To run this TensorFlow graph, you need to know its input and output names. Since there is no simple TensorFlow API that can directly provide this information, inspect the operations in the graph:

```python
ops = graph.get_operations()
N = len(ops)
# print all the placeholder ops, these would be the inputs
print("Inputs ops: ")
for op in ops:
    if op.type == "Placeholder":
        print("op name: {}, output shape : {}".
              format(op.name, op.outputs[0].get_shape()))


# print all the tensors that are the first output of an op
# and do not feed into any other op
# these are prospective outputs
print("\nProspective output tensor(s): ", )
sink_ops = []
input_tensors = set()
for op in ops:
    for x in op.inputs:
        if x.name not in input_tensors:
            input_tensors.add(x.name)
for op in ops:
    if len(op.outputs) > 0:
        x = op.outputs[0]
        if x.name not in input_tensors:
            print("tensor name: {}, tensor shape : {}, parent op type: {}"
                  .format(x.name, x.get_shape(), op.type))
```

The following **Out** snippet shows what results are printed. Use this information to run the TensorFlow graph.

```text Out
Inputs ops: 
op name: input, output shape : <unknown>

Prospective output tensor(s): 
tensor name: MobilenetV2/Predictions/Reshape_1:0, tensor shape : (?, 1001), parent op type: Reshape
```

In the above example, the input shape is missing from the TensorFlow graph. This means it can take a variety of shapes. For this example, use `(1, 224, 224, 3)`, since this is typically used with MobileNet models. 

```python
import numpy as np

x = np.random.rand(1, 224, 224, 3)

with tf.Session(graph = graph) as sess:
    tf_out = sess.run('MobilenetV2/Predictions/Reshape_1:0',
                      feed_dict={'input:0': x})
```

4. Convert the model to a Core ML neural network, and compare predictions. Since the TensorFlow graph lacks shape information, provide it to the converter using the `inputs` argument.

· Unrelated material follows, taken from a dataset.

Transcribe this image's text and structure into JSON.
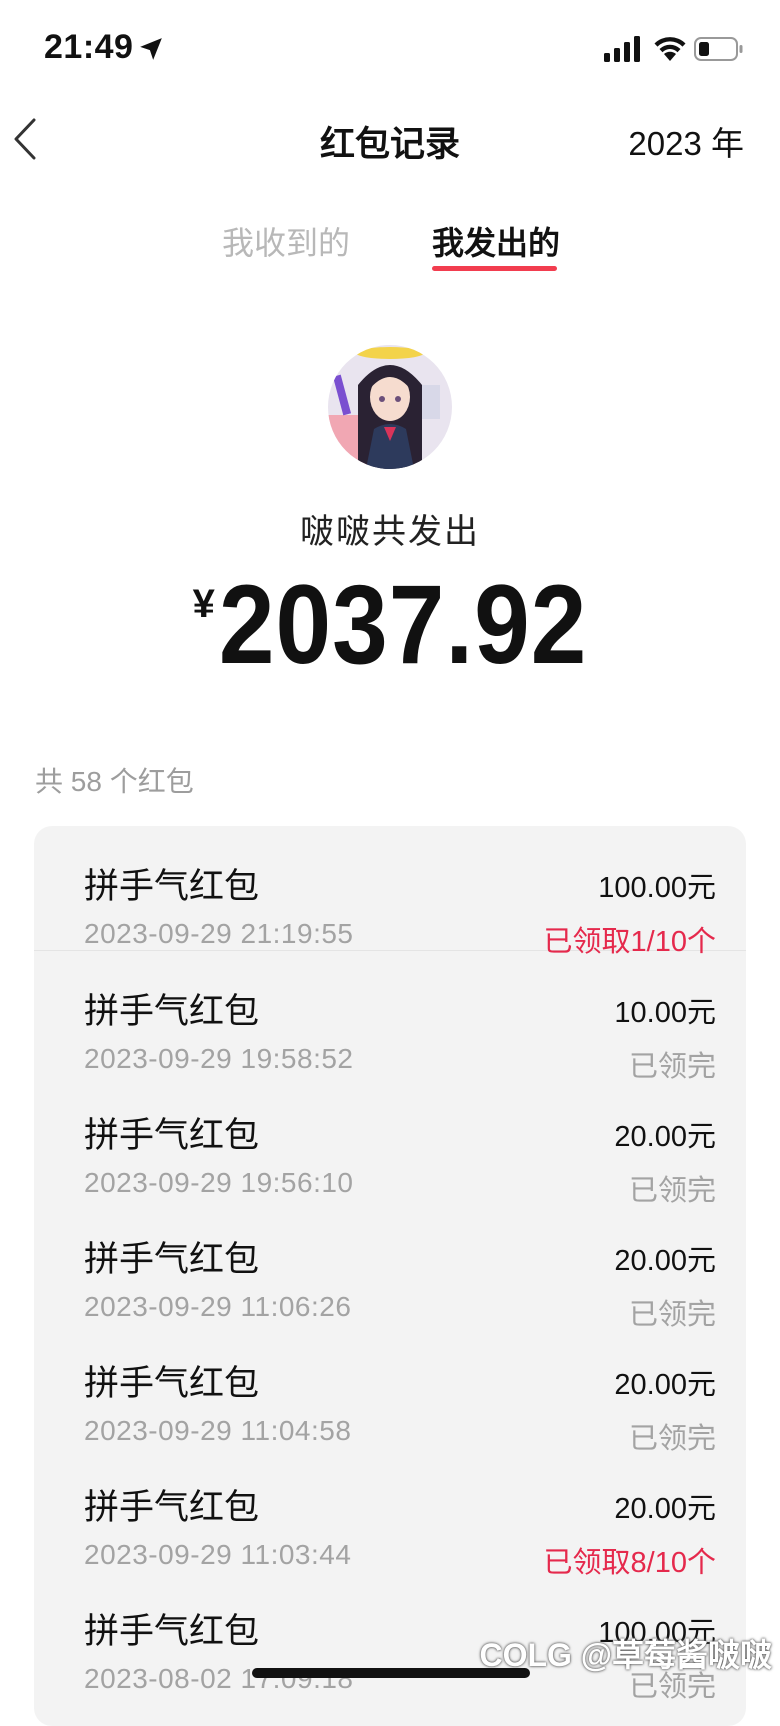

The following example provides a fixed input shape, but you can use a flexible input shape to enable the generated Core ML model to work using different input shapes. For more information, see [Flexible Input Shapes](flexible-inputs). 

```python
import coremltools as ct
mlmodel = ct.convert(graph,
                     inputs=[ct.TensorType(shape=x.shape)])

# Core ML model prediction
coreml_out_dict = mlmodel.predict({"input" : x}, useCPUOnly=True)
coreml_out = list(coreml_out_dict.values())[0]
np.testing.assert_allclose(tf_out, coreml_out, rtol=1e-3, atol=1e-2)
```

```{admonition} Use Image Inputs
The coremltools converter generates by default a model with a  [`MLMultiArray`](https://developer.apple.com/documentation/coreml/mlmultiarray) as the input, which works for checking conversion and numerical accuracy. For the final export, the best practice is to use the image type. For details, see [Image Inputs](image-inputs).
```

## More Examples

The following examples demonstrate some of the capabilities of the Core ML Tools converter for converting [TensorFlow 1](https://www.tensorflow.org/versions/r1.15/api_docs/python/tf) models to [Core ML](https://developer.apple.com/documentation/coreml):

- [Converting a TensorFlow 1 Image Classifier](convert-a-tensorflow-1-image-classifier): Demonstrates the importance of setting the image preprocessing parameters correctly during conversion to get the right results.
- [Converting a TensorFlow 1 DeepSpeech Model](convert-a-tensorflow-1-deepspeech-model): Demonstrates automatic handling of flexible shapes using automatic speech recognition.